Inde : Delhi, capitale la plus polluée au monde

La capitale indienne Delhi, la plus polluée au monde, va mettre en place en janvier une première expérience de circulation alternée, pour tenter d'assainir l'air chargé en particules fines que respirent ses 17 millions d'habitants, particulièrement en hiver.

Ces derniers jours encore, la ville s'est retrouvée noyée dans un brouillard opaque, la couche nuageuse empêchant l'évacuation des gaz toxiques.

Déjà plus de 8,5 millions de véhicules circulent dans les rues et sur les avenues de Delhi, auxquels s'ajoutent 1.400 nouvelles voitures chaque jour. Les seuils de pollution grimpent encore en hiver, lorsque des milliers d'Indiens allument des feux pour se chauffer.

Or à l'inverse de Pékin, autre grande capitale d'Asie souffrant de la pollution, il n'existe à Delhi aucun système d'alere quand le stade de contamination de l'air atteint un niveau dangereux pour la santé.

Alors que plusieurs villes chinoises limitent déjà le nombre de voitures en circulation, la capitale indienne va mettre en place à partir de janvier des mesures de circulation alternée.

Les transports publics vont être renforcés et il a été décidé de fermer une centrale à charbon, a annoncé vendredi un haut responsable de l'administration, le secrétaire général KK Sharma.

"Nous allons mettre en place pour un certain temps, en particulier l'hiver quand la pollution est élevée, la circulation alternée", a-t-il dit à l'issue d'une réunion d'urgence.

"Nous allons nous efforcer de commencer dès le 1er janvier" dans cette mégapole du nord de l'Inde, a-t-il ajouté, expliquant que ces mesures seraient dans un premier temps temporaires.

 

L'Inde, acteur-clé de la COP21

L'annonce de cette mesure coïncide avec la conférence sur le climat de Paris (COP21), où l'Inde, deuxième pays le plus peuplé du monde avec 1,2 milliard d'habitants, est un poids lourd des négociations.

Quatrième pollueur de la planète, avec 6,5% des émissions de gaz à effet de serre, l'Inde a profité de cette tribune pour réaffirmer qu'elle ne pourrait pas se passer des énergies fossiles, en particulier le charbon, pour développer son économie et fournir de l'électricité à ses 300 millions d'habitants qui en sont dépourvus.

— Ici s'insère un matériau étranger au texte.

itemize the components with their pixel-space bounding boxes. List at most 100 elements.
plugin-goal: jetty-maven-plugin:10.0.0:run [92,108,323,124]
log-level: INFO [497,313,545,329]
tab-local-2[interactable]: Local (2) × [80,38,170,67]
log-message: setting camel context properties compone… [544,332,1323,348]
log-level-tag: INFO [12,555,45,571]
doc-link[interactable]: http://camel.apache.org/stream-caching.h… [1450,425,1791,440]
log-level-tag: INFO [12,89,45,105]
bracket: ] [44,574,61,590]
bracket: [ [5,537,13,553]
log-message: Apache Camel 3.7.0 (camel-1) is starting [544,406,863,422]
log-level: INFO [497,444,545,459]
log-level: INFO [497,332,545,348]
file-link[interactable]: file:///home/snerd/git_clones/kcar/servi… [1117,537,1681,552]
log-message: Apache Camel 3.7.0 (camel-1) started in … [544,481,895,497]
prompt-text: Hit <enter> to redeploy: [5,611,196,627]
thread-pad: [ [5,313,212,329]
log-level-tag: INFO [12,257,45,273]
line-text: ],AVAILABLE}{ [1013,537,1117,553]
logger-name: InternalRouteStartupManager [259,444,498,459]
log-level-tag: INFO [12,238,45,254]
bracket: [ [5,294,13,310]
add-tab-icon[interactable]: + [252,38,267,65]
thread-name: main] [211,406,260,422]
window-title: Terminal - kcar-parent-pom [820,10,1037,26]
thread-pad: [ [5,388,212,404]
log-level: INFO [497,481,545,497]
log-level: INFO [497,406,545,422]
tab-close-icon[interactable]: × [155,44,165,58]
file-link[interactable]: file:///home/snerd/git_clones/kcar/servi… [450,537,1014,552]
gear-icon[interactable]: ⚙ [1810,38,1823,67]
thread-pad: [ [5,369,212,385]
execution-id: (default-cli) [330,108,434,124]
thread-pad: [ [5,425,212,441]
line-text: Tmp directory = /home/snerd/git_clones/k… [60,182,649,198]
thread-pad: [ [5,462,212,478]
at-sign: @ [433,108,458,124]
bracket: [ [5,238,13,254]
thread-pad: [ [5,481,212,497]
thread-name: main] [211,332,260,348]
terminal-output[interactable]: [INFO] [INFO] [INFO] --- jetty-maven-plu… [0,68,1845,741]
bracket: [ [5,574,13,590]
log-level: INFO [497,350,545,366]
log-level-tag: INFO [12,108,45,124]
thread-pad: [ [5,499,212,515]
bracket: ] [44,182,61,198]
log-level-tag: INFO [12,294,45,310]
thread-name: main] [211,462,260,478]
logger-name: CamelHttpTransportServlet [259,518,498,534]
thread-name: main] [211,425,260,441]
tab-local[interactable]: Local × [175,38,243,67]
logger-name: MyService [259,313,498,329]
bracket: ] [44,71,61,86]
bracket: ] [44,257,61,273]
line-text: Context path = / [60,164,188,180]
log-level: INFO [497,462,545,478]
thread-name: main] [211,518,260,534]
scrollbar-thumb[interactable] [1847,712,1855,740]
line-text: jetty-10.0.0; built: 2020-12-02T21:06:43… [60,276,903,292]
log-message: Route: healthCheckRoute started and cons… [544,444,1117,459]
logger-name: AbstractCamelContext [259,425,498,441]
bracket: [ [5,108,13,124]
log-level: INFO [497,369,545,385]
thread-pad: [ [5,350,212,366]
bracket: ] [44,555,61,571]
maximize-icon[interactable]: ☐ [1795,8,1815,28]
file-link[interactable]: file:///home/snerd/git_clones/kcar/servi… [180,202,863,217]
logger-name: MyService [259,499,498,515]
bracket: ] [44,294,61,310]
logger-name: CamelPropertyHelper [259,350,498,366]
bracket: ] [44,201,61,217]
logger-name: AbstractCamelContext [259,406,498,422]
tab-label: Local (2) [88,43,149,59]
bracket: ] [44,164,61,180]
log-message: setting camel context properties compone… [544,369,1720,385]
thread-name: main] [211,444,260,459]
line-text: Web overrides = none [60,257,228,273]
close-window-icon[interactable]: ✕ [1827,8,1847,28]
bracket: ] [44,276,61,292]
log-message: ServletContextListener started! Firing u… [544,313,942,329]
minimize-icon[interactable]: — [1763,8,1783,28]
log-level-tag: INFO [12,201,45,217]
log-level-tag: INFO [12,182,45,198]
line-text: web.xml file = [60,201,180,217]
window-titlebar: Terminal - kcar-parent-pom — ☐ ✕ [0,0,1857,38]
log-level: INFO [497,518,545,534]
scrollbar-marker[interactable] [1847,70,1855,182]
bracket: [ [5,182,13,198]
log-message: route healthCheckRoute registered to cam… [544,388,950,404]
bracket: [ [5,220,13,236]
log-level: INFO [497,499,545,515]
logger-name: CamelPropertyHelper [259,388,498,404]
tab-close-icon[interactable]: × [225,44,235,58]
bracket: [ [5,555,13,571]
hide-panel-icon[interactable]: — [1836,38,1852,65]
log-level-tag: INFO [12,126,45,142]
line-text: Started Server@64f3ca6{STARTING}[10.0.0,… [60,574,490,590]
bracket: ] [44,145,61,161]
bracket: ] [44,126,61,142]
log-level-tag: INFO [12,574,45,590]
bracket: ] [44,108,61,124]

Son Premier ministre Narendra Modi a estimé que la communauté internationale devait laisser "de la place pour la croissance des pays en développement" et ne pouvait "imposer la fin" des énergies fossiles.

Une étude menée l'an dernier par l'Organisation mondiale de la santé (OMS) sur 1.600 villes du monde a montré que Delhi affiche la plus haute concentration annuelle de particules fines à pm2,5, c'est-à-dire d'un diamètre de 2,5 microns.

Ces particules, qui s'installent profondément dans les poumons et peuvent passer dans le système sanguin, sont responsables de taux plus élevés que la moyenne de bronchites chroniques, cancers du poumon et maladies cardiaques.

Or les gouvernements locaux successifs ont été régulièrement critiqués pour ne pas avoir réussi à abaisser les seuils de pollution de l'air.

La justice a déjà tenté de faire pression sur les autorités en ordonnant plusieurs mesures, dont une taxe supplémentaire pour les dizaines de milliers de camions entrant dans la capitale la nuit - leur circulation y est interdite le jour - mais qui n'est pas encore entrée en vigueur.

Mercredi, le tribunal indien compétent en matière d'environnement avait imposé aux autorités de Delhi de dévoiler une stratégie pour endiguer la pollution.

Les mesures annoncées vendredi ont été saluées par les défenseurs de l'environnement, qui s'interrogent cependant sur leur faisabilité.

"Ce sont des mesures sérieuses nécessaires pour améliorer la qualité de l'air à Delhi, nous sommes dans une situation d'urgence et j'apprécie que le gouvernement de la capitale s'engage", a réagi Sunita Narain, chef du Centre for science and environment (CSE), spécialisé dans les questions d'environnement, sur la chaine NDTV.

"C'est important de dire que ce sont des mesures dures, qui seront difficiles à appliquer, mais que c'est le rôle du gouvernement qui répond à une urgence de santé publique. C'est très bien", a-t-il ajouté.